After growing up in Vinery Road, Bury St Edmunds, then moving to Thetford’s Abbey Estate, he attributes his passion for hip-hop to his friends and the influences of early 1980s documentaries and record collections coming out of RAF Mildenhall and Lakenheath.
“It came to our shores through little snippets on the TV and the music, the style and the little things connected to it fascinated and grabbed me as a 14-year-old,” he said.
“At that age you are trying to find your click, your tribe, and I just wanted to be out with my friends expressing myself by spinning on my head and grabbing a spray can – all the planets seemed to align at that right time.”
Finding this way to express himself did not start well – having dyslexia, Dan said his first graffiti was not at the standard it is now.
The 51-year-old former Hardwick Middle and Rosemary Musker Schools pupil said: “I remember I put up the word scratch and missed out one of the letters – I was focusing too much on the style. Looking back it was hilarious.”
Fast forward to 1999 and Dan moved stateside to New York City, fully immersing himself in hip-hop culture.
Dan was DJing, battle break dancing (known as B-boyin’) with a Puerto Rican crew called B.I.S. and even married his wife, Karyn, on Staten Island in March 2001.
He said: “I was obsessed with it from that young age, so when I went over I went to the Bronx, hanging out in Crotona and Rosedale parks with the architects of it really.”
After seven years, the pair moved back to England where they now live in Hove.
But it was in September, 2014, on train journeys from Brighton to London, where he was working for the video game industry, when Dan drew his hip-hop idols such as Grandmaster Flash and the Wu-Tang Clan in an A5 notepad.
He said: “I thought I would do an ode to the people that influenced me, the artists and their creative processes – it happened very organically. That was a beautiful time, a visual adventure really, the process was very cathartic – though I am sure I knocked a couple of cups of coffee out of people’s hands from time to time as I was getting all expressive.”
Some of these images formed his first book, Egostrip Book 1, but also caught the eye of Sotheby’s back in New York City and he was asked to sell some of his originals in its ‘The Art and Influence of Hip Hop’ week last month.
Dan said: “Monica Lynch, former president of Tommy Boy Records, reached out to me about the sale.
“As soon as she made contact I went into fanboy mode as she has so many stories of the artists I loved –she wanted to talk about the work and I wanted to talk about her tales.”

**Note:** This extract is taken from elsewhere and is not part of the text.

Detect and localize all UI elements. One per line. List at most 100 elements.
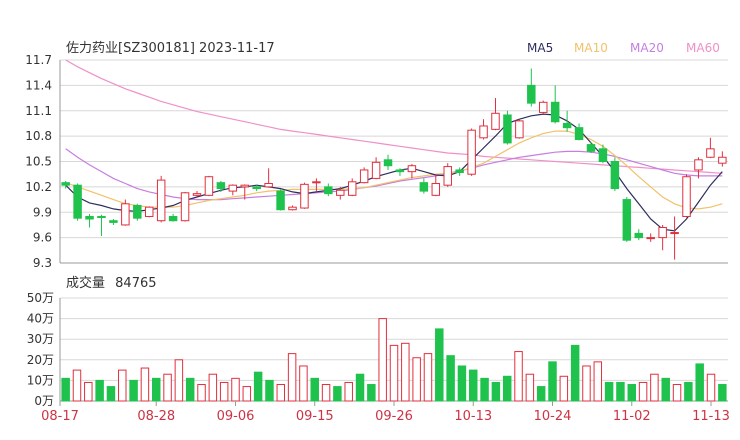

Some of Dan’s original pieces sold, including one for more than $10,000. He said that representing a week of hip-hop art at the world famous auctioneers had not sunk in.
“I think it will be one of those things that sinks in, as things do, probably a couple of years later.
“It is overwhelming at the moment, it will be months or years going by when you look back and think that was bonkers.”
Now, spending time as a family man with his wife and two children, Abigail and Ellse, is his obsession, while he works for video game companies – which have included Sony, Lucasarts, Activision and Rockstar Games. And he hopes to bring out the second instalment of Egostrip, too.
On the future, Dan said: “It is all about focusing on my family and also continuing the inner work of trying to be a better person and being more authentic to myself which I then can reflected in my artwork.”